Drop the Veil and See with Clarity

Saturday, February 18, 2012

Alive

Regret as a noun means "sadness associated with some wrong done or some disappointment."  As a verb it means "feeling sad about the loss or absence of."  A few years ago I came across this adage "I would rather regret the things that I have done than the things that I have not." 

It penetrated my thoughts and feelings in a way that I did my own bloodwork to evaluate whether I was flowing or drifting away from the essence of life.  All I knew was that I did not want to live my life to realize during an "aha" moment that I was living like an ignorant farmer who did not make use of any opportunity to harness the crops to let them bloom.  

Life is to be lived in the present tense because it is from this very basis that life starts. Just like any word or sentence, it has neither meaning nor value until an experience occurs. It is easy to take life for granted because it is given to us without any effort on our part.  

I realize that the only experience that cannot be taken away from me is to live now in its entirety.  I acknowledge that I have always been where my mind wanted me to be.  I was constantly making use of  present stuations to extrapolate into scenerios that might or might not take place in the future. It worsened my state of being because I lost myself there and never returned to where I was!  The truth then crystalized.  I prefered to live in the future constructed by my mind than to live in the reality which entails challenging the real occurrences. 

I feel I am living now.  I am enjoying the living process instead of simply executing  tasks and responsibilities unmindfully.  I am savoring every moment to learn to know myself.  I sift the gravestones to recreate my path.  I learn to drop the small stuff and let it be swept away like fallen leaves.  

I am constantly reminding myself to live mindfully and to be an experiement in life's greatest mystery.


Sunday, February 5, 2012

Let Go

We have often mistaken letting go as synonymous to giving up.  However, when we explore deeper into the phenomenon, it takes inner courage, strength, and a great amount of emancipation to let go.  It is a pursuit of the consciousness to choose, to face and to accept the wholeness as it is.  

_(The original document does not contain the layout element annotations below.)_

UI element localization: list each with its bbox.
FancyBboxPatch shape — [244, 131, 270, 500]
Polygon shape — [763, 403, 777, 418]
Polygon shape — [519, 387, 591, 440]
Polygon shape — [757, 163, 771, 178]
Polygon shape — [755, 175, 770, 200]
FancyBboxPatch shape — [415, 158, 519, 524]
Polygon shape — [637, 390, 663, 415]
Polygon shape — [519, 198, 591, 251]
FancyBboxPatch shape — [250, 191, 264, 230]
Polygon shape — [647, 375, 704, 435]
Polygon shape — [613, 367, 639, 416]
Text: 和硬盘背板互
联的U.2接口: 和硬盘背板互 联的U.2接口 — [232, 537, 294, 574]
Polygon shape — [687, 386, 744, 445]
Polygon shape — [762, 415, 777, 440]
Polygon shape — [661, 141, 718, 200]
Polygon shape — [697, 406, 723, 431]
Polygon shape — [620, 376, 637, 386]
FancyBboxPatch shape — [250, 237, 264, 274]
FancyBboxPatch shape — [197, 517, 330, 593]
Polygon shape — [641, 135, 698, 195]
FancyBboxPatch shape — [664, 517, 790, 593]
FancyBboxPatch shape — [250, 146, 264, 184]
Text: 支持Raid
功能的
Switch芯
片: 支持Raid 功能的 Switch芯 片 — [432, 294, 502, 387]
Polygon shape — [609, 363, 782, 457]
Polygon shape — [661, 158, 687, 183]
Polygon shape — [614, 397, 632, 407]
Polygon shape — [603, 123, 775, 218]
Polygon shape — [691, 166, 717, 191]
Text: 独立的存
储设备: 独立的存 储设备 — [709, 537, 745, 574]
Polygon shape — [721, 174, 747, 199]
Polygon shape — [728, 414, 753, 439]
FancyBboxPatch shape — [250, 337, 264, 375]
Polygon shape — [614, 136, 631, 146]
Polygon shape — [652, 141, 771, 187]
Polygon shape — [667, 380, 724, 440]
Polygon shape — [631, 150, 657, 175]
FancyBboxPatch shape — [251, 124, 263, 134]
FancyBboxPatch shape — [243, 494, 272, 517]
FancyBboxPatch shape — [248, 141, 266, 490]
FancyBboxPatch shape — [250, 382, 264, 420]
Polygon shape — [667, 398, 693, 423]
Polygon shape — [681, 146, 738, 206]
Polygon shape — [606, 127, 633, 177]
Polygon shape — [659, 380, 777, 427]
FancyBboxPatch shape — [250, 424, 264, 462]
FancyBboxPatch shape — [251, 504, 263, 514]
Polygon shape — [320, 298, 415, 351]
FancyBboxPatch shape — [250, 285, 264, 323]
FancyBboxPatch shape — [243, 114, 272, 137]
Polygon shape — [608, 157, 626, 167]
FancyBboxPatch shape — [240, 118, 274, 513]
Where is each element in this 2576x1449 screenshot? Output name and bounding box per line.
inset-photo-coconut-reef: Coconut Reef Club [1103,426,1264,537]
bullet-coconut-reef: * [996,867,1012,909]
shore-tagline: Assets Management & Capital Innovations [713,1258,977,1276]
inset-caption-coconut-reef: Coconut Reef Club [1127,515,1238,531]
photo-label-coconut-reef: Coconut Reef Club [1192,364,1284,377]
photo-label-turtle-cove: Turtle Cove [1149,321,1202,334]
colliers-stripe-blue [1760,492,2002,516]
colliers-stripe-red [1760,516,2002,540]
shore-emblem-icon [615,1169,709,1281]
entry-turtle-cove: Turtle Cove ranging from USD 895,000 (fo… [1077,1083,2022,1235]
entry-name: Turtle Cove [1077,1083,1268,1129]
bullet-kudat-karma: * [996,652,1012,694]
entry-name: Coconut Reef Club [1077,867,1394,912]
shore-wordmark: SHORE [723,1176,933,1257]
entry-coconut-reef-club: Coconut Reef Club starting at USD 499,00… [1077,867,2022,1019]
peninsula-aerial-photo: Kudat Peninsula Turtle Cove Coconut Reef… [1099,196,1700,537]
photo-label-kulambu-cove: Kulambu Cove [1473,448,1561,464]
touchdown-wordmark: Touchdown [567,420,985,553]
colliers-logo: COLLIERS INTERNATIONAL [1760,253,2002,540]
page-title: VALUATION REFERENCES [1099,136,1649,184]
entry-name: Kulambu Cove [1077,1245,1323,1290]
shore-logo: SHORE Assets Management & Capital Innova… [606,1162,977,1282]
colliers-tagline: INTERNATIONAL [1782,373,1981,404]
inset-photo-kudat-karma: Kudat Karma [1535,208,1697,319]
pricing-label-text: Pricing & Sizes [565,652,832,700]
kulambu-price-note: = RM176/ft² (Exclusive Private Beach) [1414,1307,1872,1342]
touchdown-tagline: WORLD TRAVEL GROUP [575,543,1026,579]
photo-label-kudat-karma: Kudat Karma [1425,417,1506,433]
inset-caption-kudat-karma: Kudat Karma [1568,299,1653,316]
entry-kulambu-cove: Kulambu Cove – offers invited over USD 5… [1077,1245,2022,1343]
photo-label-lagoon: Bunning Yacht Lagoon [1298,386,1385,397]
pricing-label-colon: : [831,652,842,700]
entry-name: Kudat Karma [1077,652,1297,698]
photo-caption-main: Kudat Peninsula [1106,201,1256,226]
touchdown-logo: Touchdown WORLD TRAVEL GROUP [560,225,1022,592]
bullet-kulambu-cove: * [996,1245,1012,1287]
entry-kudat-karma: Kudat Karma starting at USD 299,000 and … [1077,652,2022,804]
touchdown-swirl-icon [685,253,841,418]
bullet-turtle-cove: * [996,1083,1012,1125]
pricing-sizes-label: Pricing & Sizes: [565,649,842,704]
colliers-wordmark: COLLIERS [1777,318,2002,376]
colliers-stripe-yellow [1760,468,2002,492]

The doctrine of more as a barometer of achievement and possessions has been inculcated into our value system at a very young age.  Life has thus become an ongoing concern and a constant race of accumulation without a finishing line.  We jump across each hurdle to pick up our possessions without realizing that we have encumbered ourselves with a heavy backpack that has become so attached to pull it off the shoulder.

My strength is my ability to let go of possessions.  I have kept my possessions to the minimum, or at least I avoid the add-on and coupon syndrome.  I keep fresh perishables in the fridge that are consumed and replaced quickly.  My personal detachment from people including those close is a blessing bestowed on me.  I walk my path freely and create my own foot print effortlessly.  I am my own follower. 

My weakness is my painful learning process to let go of situations that arise at work. I do become so obsessive and let the issues totally consume me that I become entrapped in the mine field.  People can be  irritating and they usually are.  Things will go wrong and they inevitably will.  Situations are unfair and that can happen.   Biasedness exists and it always has.  Idiots are dumb and they have to be.  I learn to let them be!

There is no greater autonomy than to go with the flow by detaching myself so as not to be buried in a self-inflicted avalanche and losing myself in the debris.  I realize that nothing is really worth the pursuit other than to remain true to myself.  I keep trying!